Ecuador is currently experiencing a state of emergency and unrest following the escape of gang leader Adolfo Macias, leading to a 60-day state of emergency declared by officials. The United States has posted security alerts, but as of January 15, the Department of State has not issued new travel advisories. Tourists are advised to stay indoors, and a daily curfew is in place from 11 p.m. to 5 a.m. Visitors are encouraged to stay informed through the Ecuador Ministry of Tourism.
The situation escalated since January 7, with Macias' escape triggering violence, including the takeover of a television station in Guayaquil. Ecuador's military has been patrolling certain cities for over a week. While airports remain open, some commercial airlines have canceled flights, prompting visitors to check with their individual airlines. Although no travel advisory has been issued, caution is recommended, especially in big cities like Quito.
Additionally, the guidance provided in the travel advisory of June 22, 2023, remains valid for U.S. citizens. Residents and travelers are advised to exercise increased caution throughout the country, reconsider travel to areas marked as “Level 3,” and avoid areas marked as “Level 4” in the advisory.

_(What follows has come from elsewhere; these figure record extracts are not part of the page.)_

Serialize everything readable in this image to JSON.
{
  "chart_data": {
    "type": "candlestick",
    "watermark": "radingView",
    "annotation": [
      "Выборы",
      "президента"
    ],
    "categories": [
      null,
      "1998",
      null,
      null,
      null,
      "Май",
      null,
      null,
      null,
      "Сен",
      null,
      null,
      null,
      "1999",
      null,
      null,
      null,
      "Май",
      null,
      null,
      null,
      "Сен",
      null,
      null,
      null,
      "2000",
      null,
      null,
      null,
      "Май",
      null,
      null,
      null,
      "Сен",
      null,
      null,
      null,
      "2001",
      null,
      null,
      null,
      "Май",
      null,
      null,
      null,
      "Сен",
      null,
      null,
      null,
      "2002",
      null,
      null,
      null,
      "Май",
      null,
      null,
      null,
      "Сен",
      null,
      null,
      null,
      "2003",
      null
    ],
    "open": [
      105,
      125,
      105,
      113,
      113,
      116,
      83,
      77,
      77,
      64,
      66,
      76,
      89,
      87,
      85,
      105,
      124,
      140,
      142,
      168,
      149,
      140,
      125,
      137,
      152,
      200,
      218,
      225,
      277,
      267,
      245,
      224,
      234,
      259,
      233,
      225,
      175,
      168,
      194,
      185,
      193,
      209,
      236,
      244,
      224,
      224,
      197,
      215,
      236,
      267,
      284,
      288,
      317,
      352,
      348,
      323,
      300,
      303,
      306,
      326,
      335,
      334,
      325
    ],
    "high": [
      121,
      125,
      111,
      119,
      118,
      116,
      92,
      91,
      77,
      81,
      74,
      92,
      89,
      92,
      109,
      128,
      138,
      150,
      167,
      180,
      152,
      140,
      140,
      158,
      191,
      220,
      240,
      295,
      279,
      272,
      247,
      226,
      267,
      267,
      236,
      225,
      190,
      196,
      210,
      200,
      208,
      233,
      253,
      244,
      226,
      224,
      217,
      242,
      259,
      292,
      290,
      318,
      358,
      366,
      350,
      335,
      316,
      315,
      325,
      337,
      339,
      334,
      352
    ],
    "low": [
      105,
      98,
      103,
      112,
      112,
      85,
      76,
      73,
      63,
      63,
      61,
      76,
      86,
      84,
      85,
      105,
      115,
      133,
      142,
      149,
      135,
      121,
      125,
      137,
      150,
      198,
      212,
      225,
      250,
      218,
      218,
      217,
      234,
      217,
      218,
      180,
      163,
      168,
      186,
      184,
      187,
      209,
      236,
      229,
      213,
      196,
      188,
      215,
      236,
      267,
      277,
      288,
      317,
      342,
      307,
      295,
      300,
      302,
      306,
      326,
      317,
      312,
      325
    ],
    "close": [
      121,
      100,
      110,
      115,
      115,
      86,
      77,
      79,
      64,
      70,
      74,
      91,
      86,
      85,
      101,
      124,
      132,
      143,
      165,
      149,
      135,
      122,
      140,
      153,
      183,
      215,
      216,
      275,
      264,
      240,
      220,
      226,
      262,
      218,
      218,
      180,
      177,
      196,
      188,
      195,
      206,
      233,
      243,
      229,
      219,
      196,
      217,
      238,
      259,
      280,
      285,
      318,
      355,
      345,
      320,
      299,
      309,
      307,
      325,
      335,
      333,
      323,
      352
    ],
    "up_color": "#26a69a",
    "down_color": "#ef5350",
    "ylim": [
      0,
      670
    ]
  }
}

Compliance with all local laws, including the nationwide curfew during the state of emergency, is essential. U.S. citizens should be aware that individuals not connected with criminal organizations may exploit the current conflict to commit crimes of opportunity.
International airports in Quito and Guayaquil remain fully operational; however, some carriers have canceled flights to/from the United States in recent and upcoming days. Travelers are urged to closely monitor their flight status and work to rebook with the same airline or an alternative carrier.